Tuesday, May 3, 2016

Food Assistance isn't the problem.


One area of social policy that has received a lot of attention more than it should in a negative way lately is social assistance for the poor in the way of food stamps. It is a long held belief by some that this is taxpayer’s money being given to free loaders, and poor people who refuse to work and support themselves. There are rampant reports about the misuse and abuse of food stamps or Link in the media. Some people take the apparently compassionate point of view that food stamps trap the poor and create a system that will never allow them to get on their feet independently. The news media—especially Fox News—is quick to highlight instances of people caught gaming the system. In more subtle ways it has led to the idea that most recipients of food assistance are minorities, which makes people respond to this in many ways. I have heard numerous stories both from Fox News and fellow Republican colleagues about how food stamp recipients dine on steak and lobster with their meager food assistance benefits, which is a myth.

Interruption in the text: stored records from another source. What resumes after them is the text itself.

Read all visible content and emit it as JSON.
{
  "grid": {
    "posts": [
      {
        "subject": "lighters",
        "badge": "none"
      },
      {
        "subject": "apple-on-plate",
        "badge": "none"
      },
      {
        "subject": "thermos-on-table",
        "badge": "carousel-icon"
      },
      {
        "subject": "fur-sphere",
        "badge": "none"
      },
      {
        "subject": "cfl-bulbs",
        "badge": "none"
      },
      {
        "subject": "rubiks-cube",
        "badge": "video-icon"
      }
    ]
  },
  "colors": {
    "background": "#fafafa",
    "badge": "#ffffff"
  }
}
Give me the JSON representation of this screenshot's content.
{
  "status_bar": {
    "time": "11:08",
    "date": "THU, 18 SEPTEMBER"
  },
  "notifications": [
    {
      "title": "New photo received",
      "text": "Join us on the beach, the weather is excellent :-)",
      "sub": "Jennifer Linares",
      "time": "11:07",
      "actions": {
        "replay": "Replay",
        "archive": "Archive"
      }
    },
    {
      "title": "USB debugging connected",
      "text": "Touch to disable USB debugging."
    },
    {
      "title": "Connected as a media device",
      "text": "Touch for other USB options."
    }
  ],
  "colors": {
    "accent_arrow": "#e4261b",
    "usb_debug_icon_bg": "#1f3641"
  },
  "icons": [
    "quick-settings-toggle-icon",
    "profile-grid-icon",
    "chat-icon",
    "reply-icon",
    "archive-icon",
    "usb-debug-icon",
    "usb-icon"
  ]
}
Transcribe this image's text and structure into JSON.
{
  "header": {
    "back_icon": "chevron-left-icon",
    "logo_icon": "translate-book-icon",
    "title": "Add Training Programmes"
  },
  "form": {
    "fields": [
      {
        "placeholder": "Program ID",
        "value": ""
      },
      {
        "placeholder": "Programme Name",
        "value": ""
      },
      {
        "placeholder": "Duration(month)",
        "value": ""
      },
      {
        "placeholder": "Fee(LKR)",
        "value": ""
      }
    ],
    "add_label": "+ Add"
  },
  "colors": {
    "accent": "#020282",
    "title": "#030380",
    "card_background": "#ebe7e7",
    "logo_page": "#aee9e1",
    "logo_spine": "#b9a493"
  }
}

What is not portrayed in the mainstream media is that the federal government spends only 12% on safety Net program (SNAP, housing assistance, etc) compared to 19% spent on Defense and International security, 24% towards Social Security, 22% on Medicare, CHIP, and also most food assistance recipients are European-American or that most recipients are United States Veterans. What is also never portrayed is that many recipients are physically or developmentally disabled and could never obtain employment although many would want to be independent. It is also not explained that disabled recipients are living on an average of $165 a month for food (about $80 less than a thrifty food budget). Another missing statistic in the food stamp debate is the actual amount of tax dollars that end up in the food assistance program. For example, if I made $50,000 a year, $33 would go to welfare and $895 would go towards corporate subsidies or tax giveaways to corporations and wealthy citizens, which is starkly different than the picture the media paints, and then again, the people who own the media are getting $895 of that tax money, so they have incentive to keep me focused on complaining about where that $33 goes. Let’s keep it real; the media will rather shield facts as the federal spending on SNAP is not the reason why the country is in debt but the media tend to shine light negatively to brain wash the average citizen and misleading us. 

For additional reading, check out the USDA food plans, and consider how much people actually pay for food to what low income people get for food from the SNAP.  See also the research on food prices and actual spending. 

The real problem is often unaffordable housing combined with low wages. Suppose you live in a city on the coasts, or in Chicago, and fair market rents are very high.  And let us imagine you work full-time for $10-$12 per hour.  In such a situation, you will spend a huge amount of your money on your housing, and what is left over may need to pay for transportation and child-care and so forth, and not much will be left for food.  About 14 percent of American households (with 125 million households, this means about 17.5 million households) are food insecure at some point in the year. We know from survey research by the USDA that there are about 1.2 million American households where an adult goes a full day without eating at least three or more times of year because of food insecurity.  Yes, we actually do have real hunger in the United States.  And the food and nutrition we give to families is just as much a benefit to farmers and grocers and agribusiness anyway, but no one ever points this out.  People in the food business would rather sell their products to poor people with the public paying the bill than letting those people go hungry.

  SNAP costs us about $77 billion per year these days, and we spend another 22 billion on school lunches and other child nutrition programs, plus about $6 billion on WIC.  So, that's a total of $105 billion each year.  These are big programs, but they help many people. Each month about 45 million Americans get food with SNAP benefits, and over 30 million children get free or reduced lunches, or other nutritional benefits through various child nutrition programs, mostly provided through school cafeterias.  And then there are another 9 million or so people in families getting benefits from WIC, including nutrition education as well as food.